Converter Consumption

I have used my Kill-A-Watt to measure converter 120v draw when going full out on a low battery, but not when running typical small RV loads.

My instinct (for what that is worth!) is that you might have a situation somewhat like a water heater, where it is easier to keep it hot than it is to get it hot from cold. Or VV with the fridge.

The battery will cycle without the converter, and solar picking it up when it can. If you need to use the converter to bring up a low battery when solar can't, then I think you will use more 120v draw than if you had just left it on Float and run whatever 12v things need it at times.

Cycling the battery also uses up more money, buying batteries sooner, but you can lose your battery from neglect while on converter too.

The real money might be from using an inverter to run all 120v things except air conditioning, if you have enough solar coming in to keep the battery bank up. But that also cycles the batteries and you need more of a battery bank, which all costs money.

Propane is another alternative to 120v for some things. Depends on the math for that if there is anything to be saved there.

Also there is the question of how many days per year is this all about. A car that gets 30 mpg is not an advantage compared with one that gets 10 mpg, if you don't drive it many miles a year.

It's like LED lights in your RV. Only worth it if you have the lights on a lot during a year, and 12v power is in short supply.
People forget that amp-hour means over time, not just the amps.

BFL13 wrote:
I have used my Kill-A-Watt to measure converter 120v draw when going full out on a low battery, but not when running typical small RV loads.

...snip.....

Thanks. My main goal is to reduce my RV park electric charges. They are ripping us off at 17.5 cents per kwh. I will try a combination of propane and solar to cut my bill. Might end up spending fifty to save twenty. No big deal.

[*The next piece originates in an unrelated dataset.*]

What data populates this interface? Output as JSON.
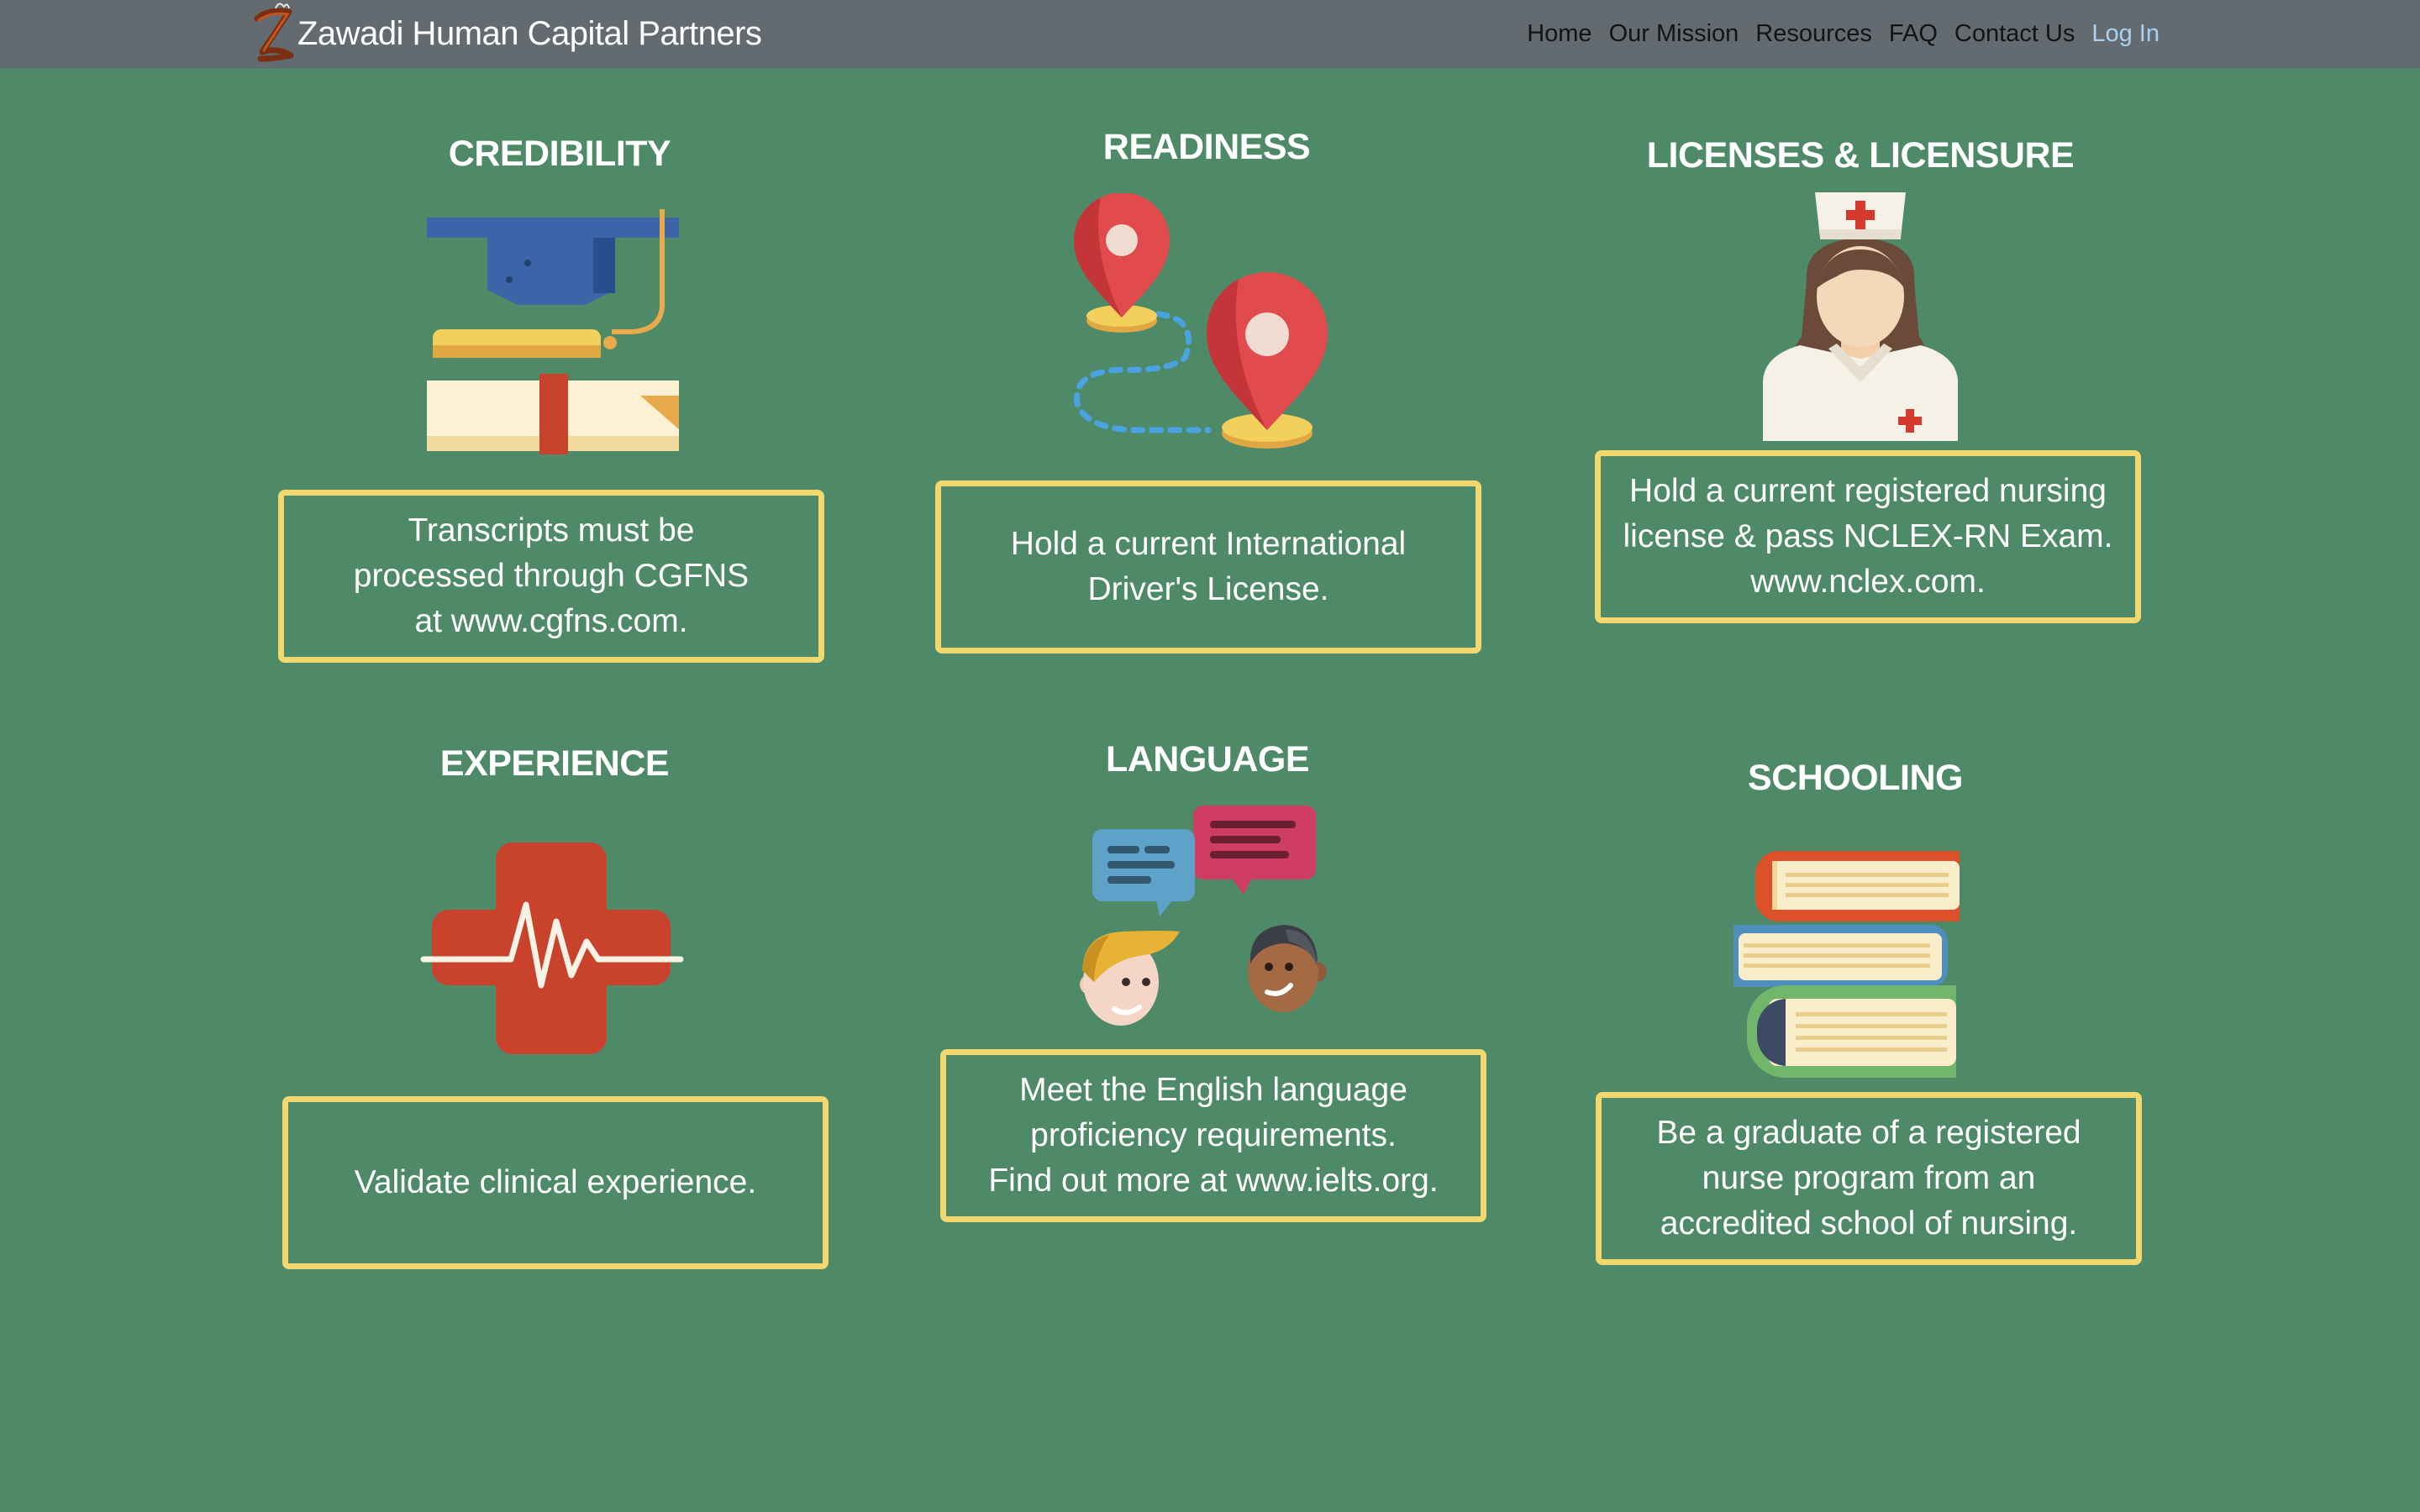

When on a metered site, I switch the converter off and let the solar take care of everything 12vdc. Never measured the converter consumption though.

Of course, it depends

On the converter brand

And on the % of the load

The Megawatt 400 idles at 6.7 watts and consumes near 50 watts at full song. The high side is an AC measurement and the low side is a va DC measurement.

Efficiency can be expressed as heat. BTU. Fan output temp is a tough one because of the unknown CFM airflow factor.

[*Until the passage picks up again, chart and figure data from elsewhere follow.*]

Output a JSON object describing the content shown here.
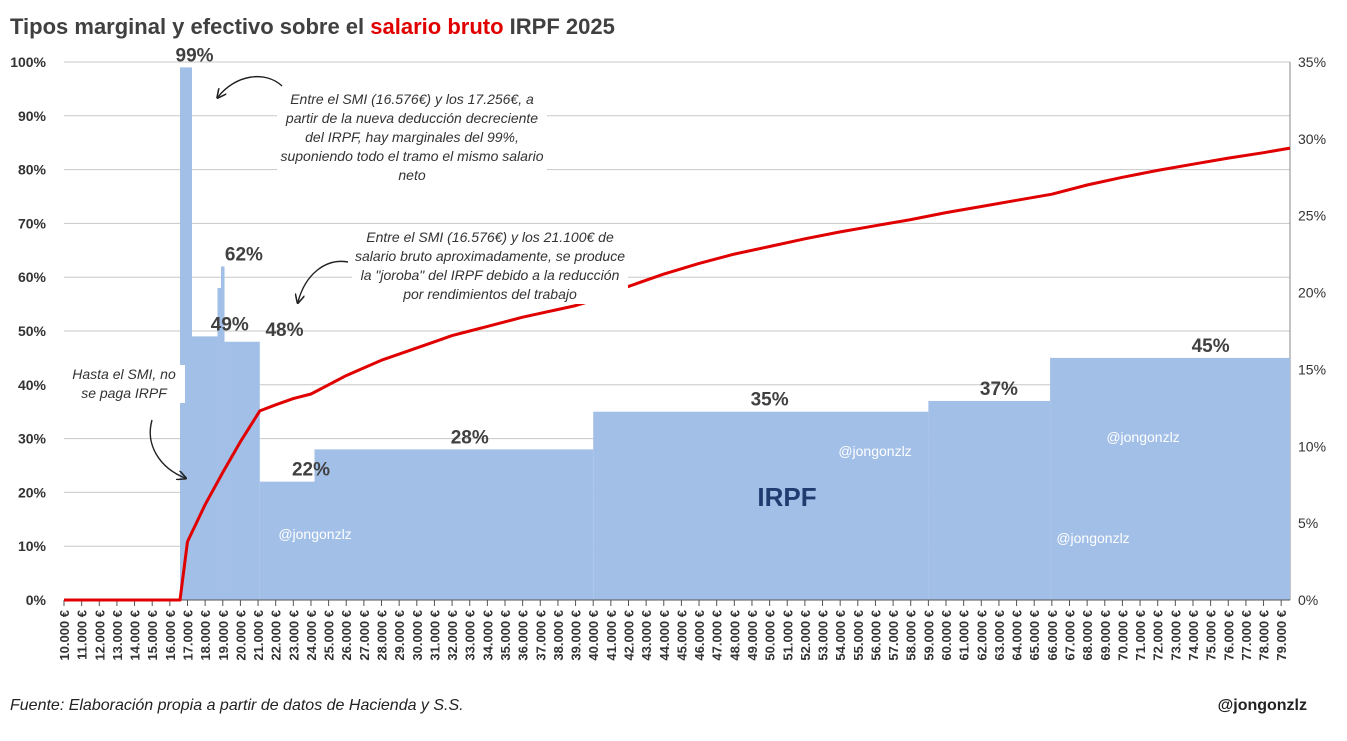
{
  "title": {
    "part1": "Tipos marginal y efectivo sobre el ",
    "highlight": "salario bruto",
    "part2": " IRPF 2025"
  },
  "footer": {
    "source": "Fuente: Elaboración propia a partir de datos de Hacienda y S.S.",
    "handle": "@jongonzlz"
  },
  "annotations": {
    "marginal99": "Entre el SMI (16.576€) y los 17.256€, a partir de la nueva deducción decreciente del IRPF, hay marginales del 99%, suponiendo todo el tramo el mismo salario neto",
    "joroba": "Entre el SMI (16.576€) y los 21.100€ de salario bruto aproximadamente, se produce la \"joroba\" del IRPF debido a la reducción por rendimientos del trabajo",
    "smi": "Hasta el SMI, no se paga IRPF"
  },
  "watermark": "@jongonzlz",
  "colors": {
    "bars": "#a2bfe7",
    "line": "#e00000",
    "grid": "#c8c8c8",
    "irpf_label": "#1f3b70",
    "title_highlight": "#e00000"
  },
  "chart_data": {
    "type": "bar+line",
    "x_unit": "salario bruto (€)",
    "xlim": [
      10000,
      79000
    ],
    "x_ticks": [
      10000,
      11000,
      12000,
      13000,
      14000,
      15000,
      16000,
      17000,
      18000,
      19000,
      20000,
      21000,
      22000,
      23000,
      24000,
      25000,
      26000,
      27000,
      28000,
      29000,
      30000,
      31000,
      32000,
      33000,
      34000,
      35000,
      36000,
      37000,
      38000,
      39000,
      40000,
      41000,
      42000,
      43000,
      44000,
      45000,
      46000,
      47000,
      48000,
      49000,
      50000,
      51000,
      52000,
      53000,
      54000,
      55000,
      56000,
      57000,
      58000,
      59000,
      60000,
      61000,
      62000,
      63000,
      64000,
      65000,
      66000,
      67000,
      68000,
      69000,
      70000,
      71000,
      72000,
      73000,
      74000,
      75000,
      76000,
      77000,
      78000,
      79000
    ],
    "x_tick_labels": [
      "10.000 €",
      "11.000 €",
      "12.000 €",
      "13.000 €",
      "14.000 €",
      "15.000 €",
      "16.000 €",
      "17.000 €",
      "18.000 €",
      "19.000 €",
      "20.000 €",
      "21.000 €",
      "22.000 €",
      "23.000 €",
      "24.000 €",
      "25.000 €",
      "26.000 €",
      "27.000 €",
      "28.000 €",
      "29.000 €",
      "30.000 €",
      "31.000 €",
      "32.000 €",
      "33.000 €",
      "34.000 €",
      "35.000 €",
      "36.000 €",
      "37.000 €",
      "38.000 €",
      "39.000 €",
      "40.000 €",
      "41.000 €",
      "42.000 €",
      "43.000 €",
      "44.000 €",
      "45.000 €",
      "46.000 €",
      "47.000 €",
      "48.000 €",
      "49.000 €",
      "50.000 €",
      "51.000 €",
      "52.000 €",
      "53.000 €",
      "54.000 €",
      "55.000 €",
      "56.000 €",
      "57.000 €",
      "58.000 €",
      "59.000 €",
      "60.000 €",
      "61.000 €",
      "62.000 €",
      "63.000 €",
      "64.000 €",
      "65.000 €",
      "66.000 €",
      "67.000 €",
      "68.000 €",
      "69.000 €",
      "70.000 €",
      "71.000 €",
      "72.000 €",
      "73.000 €",
      "74.000 €",
      "75.000 €",
      "76.000 €",
      "77.000 €",
      "78.000 €",
      "79.000 €"
    ],
    "y_left": {
      "range": [
        0,
        100
      ],
      "ticks": [
        0,
        10,
        20,
        30,
        40,
        50,
        60,
        70,
        80,
        90,
        100
      ],
      "tick_labels": [
        "0%",
        "10%",
        "20%",
        "30%",
        "40%",
        "50%",
        "60%",
        "70%",
        "80%",
        "90%",
        "100%"
      ]
    },
    "y_right": {
      "range": [
        0,
        35
      ],
      "ticks": [
        0,
        5,
        10,
        15,
        20,
        25,
        30,
        35
      ],
      "tick_labels": [
        "0%",
        "5%",
        "10%",
        "15%",
        "20%",
        "25%",
        "30%",
        "35%"
      ]
    },
    "grid": true,
    "series": [
      {
        "name": "IRPF",
        "kind": "step-area",
        "axis": "left",
        "steps": [
          {
            "from": 16576,
            "to": 17256,
            "value": 99
          },
          {
            "from": 17256,
            "to": 18700,
            "value": 49
          },
          {
            "from": 18700,
            "to": 18900,
            "value": 58
          },
          {
            "from": 18900,
            "to": 19100,
            "value": 62
          },
          {
            "from": 19100,
            "to": 21100,
            "value": 48
          },
          {
            "from": 21100,
            "to": 24200,
            "value": 22
          },
          {
            "from": 24200,
            "to": 40000,
            "value": 28
          },
          {
            "from": 40000,
            "to": 59000,
            "value": 35
          },
          {
            "from": 59000,
            "to": 65900,
            "value": 37
          },
          {
            "from": 65900,
            "to": 79500,
            "value": 45
          }
        ]
      },
      {
        "name": "",
        "kind": "line",
        "axis": "right",
        "points": [
          [
            10000,
            0
          ],
          [
            16576,
            0
          ],
          [
            17000,
            3.8
          ],
          [
            18000,
            6.2
          ],
          [
            19000,
            8.3
          ],
          [
            20000,
            10.3
          ],
          [
            21100,
            12.3
          ],
          [
            22000,
            12.7
          ],
          [
            23000,
            13.1
          ],
          [
            24000,
            13.4
          ],
          [
            25000,
            14.0
          ],
          [
            26000,
            14.6
          ],
          [
            27000,
            15.1
          ],
          [
            28000,
            15.6
          ],
          [
            29000,
            16.0
          ],
          [
            30000,
            16.4
          ],
          [
            31000,
            16.8
          ],
          [
            32000,
            17.2
          ],
          [
            33000,
            17.5
          ],
          [
            34000,
            17.8
          ],
          [
            35000,
            18.1
          ],
          [
            36000,
            18.4
          ],
          [
            37000,
            18.65
          ],
          [
            38000,
            18.9
          ],
          [
            39000,
            19.15
          ],
          [
            40000,
            19.5
          ],
          [
            42000,
            20.4
          ],
          [
            44000,
            21.2
          ],
          [
            46000,
            21.9
          ],
          [
            48000,
            22.5
          ],
          [
            50000,
            23.0
          ],
          [
            52000,
            23.5
          ],
          [
            54000,
            23.95
          ],
          [
            56000,
            24.35
          ],
          [
            58000,
            24.75
          ],
          [
            60000,
            25.2
          ],
          [
            62000,
            25.6
          ],
          [
            64000,
            26.0
          ],
          [
            66000,
            26.4
          ],
          [
            68000,
            27.0
          ],
          [
            70000,
            27.5
          ],
          [
            72000,
            27.95
          ],
          [
            74000,
            28.35
          ],
          [
            76000,
            28.75
          ],
          [
            78000,
            29.1
          ],
          [
            79500,
            29.4
          ]
        ]
      }
    ],
    "step_labels": [
      {
        "text": "99%",
        "x": 17400,
        "y": 99
      },
      {
        "text": "62%",
        "x": 20200,
        "y": 62
      },
      {
        "text": "49%",
        "x": 19400,
        "y": 49
      },
      {
        "text": "48%",
        "x": 22500,
        "y": 48
      },
      {
        "text": "22%",
        "x": 24000,
        "y": 22
      },
      {
        "text": "28%",
        "x": 33000,
        "y": 28
      },
      {
        "text": "35%",
        "x": 50000,
        "y": 35
      },
      {
        "text": "37%",
        "x": 63000,
        "y": 37
      },
      {
        "text": "45%",
        "x": 75000,
        "y": 45
      }
    ],
    "area_label": "IRPF"
  }
}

This cannot be judged as hard evidence because one random sample was taken.

Say your average DC amps is 5 at 13.6 volts all day. That is 68 watts. Efficiency is 85%, so input watts is 80 watts. Converter has PF of 0.7, so VA required is a steady 114.3 VA. Call it 1 AC amp at 115 volts.

Whatever that is in kw, for an hour is your kwh.

BFL13 wrote:
Say your average DC amps is 5 at 13.6 volts all day. That is 68 watts. Efficiency is 85%, so input watts is 80 watts. Converter has PF of 0.7, so VA required is a steady 114.3 VA. Call it 1 AC amp at 115 volts.

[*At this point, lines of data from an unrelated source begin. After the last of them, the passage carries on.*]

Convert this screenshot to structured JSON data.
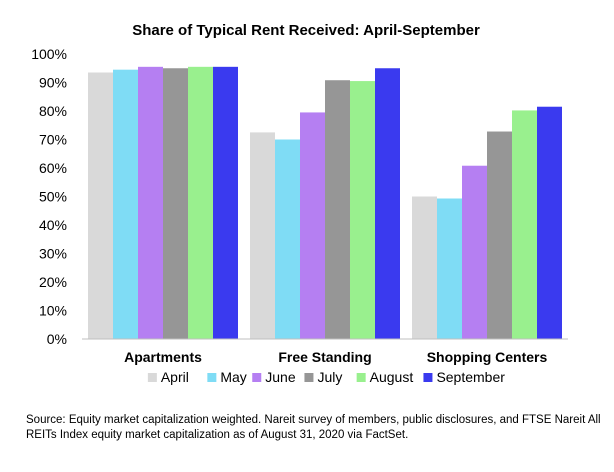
{
  "chart_data": {
    "type": "bar",
    "title": "Share of Typical Rent Received: April-September",
    "xlabel": "",
    "ylabel": "",
    "ylim": [
      0,
      100
    ],
    "yticks": [
      "0%",
      "10%",
      "20%",
      "30%",
      "40%",
      "50%",
      "60%",
      "70%",
      "80%",
      "90%",
      "100%"
    ],
    "categories": [
      "Apartments",
      "Free Standing",
      "Shopping Centers"
    ],
    "series": [
      {
        "name": "April",
        "color": "#d9d9d9",
        "values": [
          93.5,
          72.5,
          50
        ]
      },
      {
        "name": "May",
        "color": "#7fdcf5",
        "values": [
          94.5,
          70,
          49.3
        ]
      },
      {
        "name": "June",
        "color": "#b57ff2",
        "values": [
          95.5,
          79.5,
          60.8
        ]
      },
      {
        "name": "July",
        "color": "#969696",
        "values": [
          95,
          90.8,
          72.8
        ]
      },
      {
        "name": "August",
        "color": "#99f08e",
        "values": [
          95.5,
          90.5,
          80.2
        ]
      },
      {
        "name": "September",
        "color": "#3a3aef",
        "values": [
          95.5,
          95,
          81.5
        ]
      }
    ],
    "grid": false,
    "legend_position": "bottom"
  },
  "footer": {
    "source_note": "Source: Equity market capitalization weighted. Nareit survey of members, public disclosures, and FTSE Nareit All REITs Index equity market capitalization as of August 31, 2020 via FactSet."
  }
}
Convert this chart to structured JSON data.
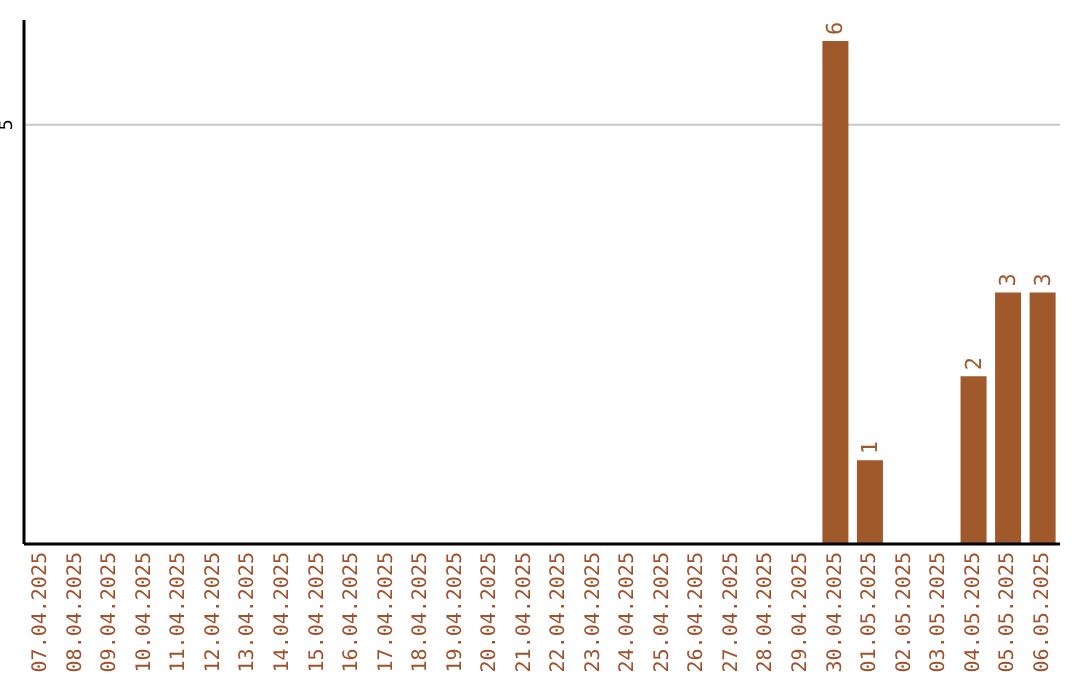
{
  "chart_data": {
    "type": "bar",
    "categories": [
      "07.04.2025",
      "08.04.2025",
      "09.04.2025",
      "10.04.2025",
      "11.04.2025",
      "12.04.2025",
      "13.04.2025",
      "14.04.2025",
      "15.04.2025",
      "16.04.2025",
      "17.04.2025",
      "18.04.2025",
      "19.04.2025",
      "20.04.2025",
      "21.04.2025",
      "22.04.2025",
      "23.04.2025",
      "24.04.2025",
      "25.04.2025",
      "26.04.2025",
      "27.04.2025",
      "28.04.2025",
      "29.04.2025",
      "30.04.2025",
      "01.05.2025",
      "02.05.2025",
      "03.05.2025",
      "04.05.2025",
      "05.05.2025",
      "06.05.2025"
    ],
    "values": [
      null,
      null,
      null,
      null,
      null,
      null,
      null,
      null,
      null,
      null,
      null,
      null,
      null,
      null,
      null,
      null,
      null,
      null,
      null,
      null,
      null,
      null,
      null,
      6,
      1,
      null,
      null,
      2,
      3,
      3
    ],
    "color": "#a0592b",
    "ylim": [
      0,
      6.25
    ],
    "yticks": [
      5
    ],
    "grid": "y",
    "data_labels": true
  }
}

Whatever that is in kw, for an hour is your kwh.

24 hours at 114 watts = 2,736 watts or 2.7 kwh/day

2.7 X $0.175 X 30 = $14.175

Which is worth saving. Even half that would be okay, as I already own the solar equipment.

Our park has that good electricity at $0.175/kwh, not that cheap stuff that most parks provide. (Sarcasm off)

BFL13 wrote:
Say your average DC amps is 5 at 13.6 volts all day. That is 68 watts. Efficiency is 85%, so input watts is 80 watts. Converter has PF of 0.7, so VA required is a steady 114.3 VA. Call it 1 AC amp at 115 volts.

Whatever that is in kw, for an hour is your kwh.

It is unnecessary to apply the power factor in this case; the electric company charges you for kWh, the actual energy used, and not kVAh. In the example, it works out to just shy of 2 kWh each day.

(For large commercial/industrial accounts the power factor is taken into account, along with peak usage and other such things...but not for residential users, at least anywhere that I've heard of.)

My converter has been off for years. Zero consumption due to solar.

Not clear on "actual energy used". When you run the converter from your inverter-generator it draws the 120v supply in VA. The generator runs harder on a 100 amp converter that is not PF corrected than it does on a 100 amp converter that is.

The generator running harder (more revs, more noise, more gasoline being used) is using more "actual energy" seems to me.

Apparent power (what gets added due to a poor power factor) does impose some load on the generation and especially distribution of power, but electric utilities only meter actual power for residential customers; you don't have to pay extra for a poor power factor. Put another way, a standard residential electric meter is measuring and you're being charged only for the actual power, not for the apparent power.

The extra gas being consumed by the generator is not going into powering the converter (the converter isn't using any more electrical energy), but rather into losses in the generator itself due to it having a less ideal load attached to it. No doubt that gas and so forth is of interest to a generator operator, but less interest if you're buying utility power and the power company doesn't charge you for it.